Forward-compatibility

This schema is versioned by additive evolution, not a version field. The following are always v1.0-legal and never a breaking change, provided consumers ignore unknown types and unknown fields and treat an absent optional field as omitted (not null):

  • adding a new optional field to an existing event;
  • adding a new event type (including activating any reserved type above).

Removing or repurposing an existing field/type is a breaking change and is not done within the contract.

Transport notes

Phase 1 — local (in-process on every surface)

  • Desktop: the engine runs in the WebView's JS runtime (ADR-0018), so run events are delivered WebView-side over the engine's in-process RunEventBus — they do not cross IPC as RunEvents. The one Rust→WebView channel on the hot path is the delegated LLM egress's typed, backpressure-aware Channel<StreamChunk>: if the WebView consumer lags, the Rust sender awaits, throttling the egress without dropping chunks; the adapter folds those chunks into agent:token events on the WebView-side bus. See ipc-contract.md.
  • CLI / VS Code: the engine runs in-process; events are delivered via the engine's RunEventBus (a platform-free, in-house typed event bus — not Node's node:events; ADR-0036) or the co-equal RunHandle.events async iterable.

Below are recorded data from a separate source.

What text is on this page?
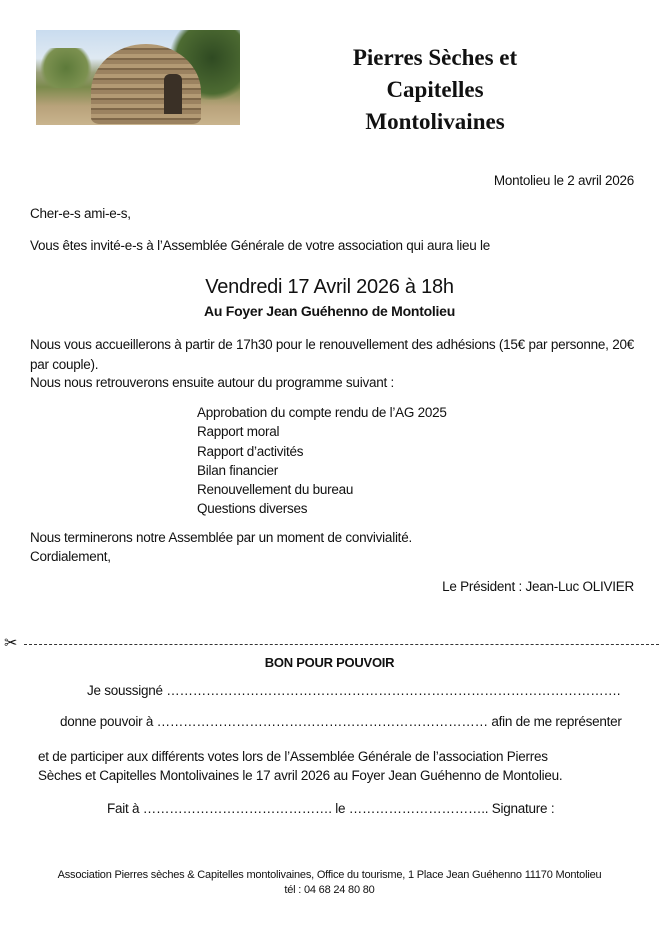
Pierres Sèches et
Capitelles
Montolivaines
Montolieu le 2 avril 2026
Cher-e-s ami-e-s,
Vous êtes invité-e-s à l’Assemblée Générale de votre association qui aura lieu le
Vendredi 17 Avril 2026 à 18h
Au Foyer Jean Guéhenno de Montolieu
Nous vous accueillerons à partir de 17h30 pour le renouvellement des adhésions (15€ par personne, 20€ par couple).
Nous nous retrouverons ensuite autour du programme suivant :
Approbation du compte rendu de l’AG 2025
Rapport moral
Rapport d’activités
Bilan financier
Renouvellement du bureau
Questions diverses
Nous terminerons notre Assemblée par un moment de convivialité.
Cordialement,
Le Président : Jean-Luc OLIVIER
✂
BON POUR POUVOIR
Je soussigné ………………………………………………………………………………………….
donne pouvoir à ………………………………………………………………… afin de me représenter
et de participer aux différents votes lors de l’Assemblée Générale de l’association Pierres
Sèches et Capitelles Montolivaines le 17 avril 2026 au Foyer Jean Guéhenno de Montolieu.
Fait à ……………………………………. le ………………………….. Signature :
Association Pierres sèches & Capitelles montolivaines, Office du tourisme, 1 Place Jean Guéhenno 11170 Montolieu
tél : 04 68 24 80 80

Phase 2 — cloud (HTTP SSE)

The cloud API exposes the same stream as Server-Sent Events. Reconnection uses sequenceNumber (and SSE Last-Event-ID) for gap detection and resync against durable run state. A singleton SseManager owns the EventSource lifecycle with exponential-backoff reconnect (500ms → 1s → 2s → 4s, cap 30s) and a GET /runs/:id/state resync on reconnect.

Legacy event-name note. Earlier design drafts used dotted event names (node.started, node.token, node.completed, node.error, run.complete, human_gate.pending, cost.update) with a { type, nodeId, payload, seqNo } envelope. The canonical contract going forward is the colon-namespaced RunEvent union above with sequenceNumber. New code targets the union; the dotted names are recorded here only to disambiguate older references.